Global law enforcement agencies are already using the new method

UBC researchers have trained computers to predict upcoming designer drugs before they even hit the market, a technology that could save lives.

Law enforcement is in a race to identify and regulate new versions of dangerous psychoactive drugs such as bath salts and synthetic opioids, even as clandestine chemists scramble to synthesize and distribute new molecules with the same psychoactive effects as conventional drugs.

Identifying these so-called “legal highs” in seized pills or powders can take months, during which time thousands of people may have already used a new designer drug.

But new research is already helping law enforcement around the world cut identification time from months to days, which is crucial in the race to identify and regulate new versions of psychoactive drugs. dangerous.

“The vast majority of these designer drugs have never been tested on humans and are completely unregulated. They are a major public health concern for emergency services around the world,” says Dr. Michael Skinnider, medical student at UBC, who completed the research as a doctoral student. student at UBC’s Michael Smith Laboratories.

A Minority report for new synthetic drugs

Dr. Skinnider and his colleagues used a database of known psychoactive substances provided by forensic laboratories around the world to train an artificial intelligence algorithm on the structures of these drugs. The algorithm they used, known as a deep neural network, is inspired by the structure and function of the human brain.

Based on this training, the model then generated approximately 8.9 million potential designer drugs.

These molecules were then tested against 196 new synthetic drugs that appeared on the illicit market after training the model. The researchers found that more than 90% were present in the generated set.

In other words, the model was able to predict almost every new drug discovered since its formation.

“The fact that we can predict which designer drugs are likely to hit the market before they actually appear is a bit like the 2002 sci-fi movie, Minority reportwhere foreknowledge of criminal activity about to take place has helped to dramatically reduce crime in a future world,” says lead author Dr. David Wishart (he she), professor of computer science at the University of Alberta.
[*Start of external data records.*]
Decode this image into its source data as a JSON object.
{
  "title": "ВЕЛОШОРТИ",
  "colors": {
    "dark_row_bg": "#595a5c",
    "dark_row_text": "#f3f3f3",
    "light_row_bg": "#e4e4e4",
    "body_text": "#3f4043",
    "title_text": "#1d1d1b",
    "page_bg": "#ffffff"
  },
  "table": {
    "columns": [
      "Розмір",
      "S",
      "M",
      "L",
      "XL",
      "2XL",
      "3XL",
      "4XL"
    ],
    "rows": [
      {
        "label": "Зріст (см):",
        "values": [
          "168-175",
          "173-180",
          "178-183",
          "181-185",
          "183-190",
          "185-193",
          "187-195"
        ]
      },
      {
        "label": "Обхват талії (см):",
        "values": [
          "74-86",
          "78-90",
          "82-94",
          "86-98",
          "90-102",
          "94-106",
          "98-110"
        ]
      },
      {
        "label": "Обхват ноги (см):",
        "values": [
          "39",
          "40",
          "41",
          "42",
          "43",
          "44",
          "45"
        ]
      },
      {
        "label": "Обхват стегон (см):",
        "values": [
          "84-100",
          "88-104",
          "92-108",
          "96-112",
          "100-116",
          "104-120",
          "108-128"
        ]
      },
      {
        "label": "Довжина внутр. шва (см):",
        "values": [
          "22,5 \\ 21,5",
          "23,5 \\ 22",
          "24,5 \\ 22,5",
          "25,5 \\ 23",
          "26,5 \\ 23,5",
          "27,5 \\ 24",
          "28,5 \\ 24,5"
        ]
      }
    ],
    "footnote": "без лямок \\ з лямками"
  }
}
“Essentially, our software gives law enforcement and public health programs a head start on clandestine chemists, and lets them know what to watch out for.”

Identification in days instead of months

This still left the problem of how to easily identify completely unknown substances.

The researchers found that the model also learned which molecules were more likely to appear on the market and which were less likely. “We wondered if we could use this probability to determine what an unknown drug is – based solely on its mass – which is easy for a chemist to measure for any pill or powder using mass spectrometry. “, explains Dr. Leonard Foster (he she), a professor in UBC’s Department of Biochemistry and an internationally recognized expert in mass spectrometry.

The researchers tested this hypothesis using each of the 196 new designer drugs. Using only mass, the researchers found that their model ranked the correct chemical structure of an unidentified designer drug among the top 10 candidates 72% of the time. Integrating tandem mass spectrometry data, another easily obtained metric, improved that figure to 86%. When it was a single guess, the model could predict the correct structure 51% of the time.

“It was shocking to us that the model performed so well, because elucidating entire chemical structures from a single accurate mass measurement is generally considered an insoluble problem. And reducing a list of billions of structures to a set of 10 candidates could massively accelerate the rate at which new designer drugs can be identified by chemists,” notes Dr. Skinnider.

The same kind of model could be used to discover all kinds of new molecules, adds Dr. Skinnider, from identifying new performance-enhancing drugs for sports doping to identifying previously unknown molecules in blood and blood. human urine.

“There’s a whole world of chemical ‘dark matter’ right beyond our fingertips right now. I think there’s a huge opportunity for the right AI tools to shine a light on this unknown chemical world,” says Dr. Skinnider.

Distributed securely by the Novel Psychoactive Substance Data Hub, the UBC model is used by the United States Drug Enforcement Agency, United Nations Office on Drugs and Crime, European Monitoring Center for Drugs and Drug Addiction and the Federal Criminal Police Office of Germany.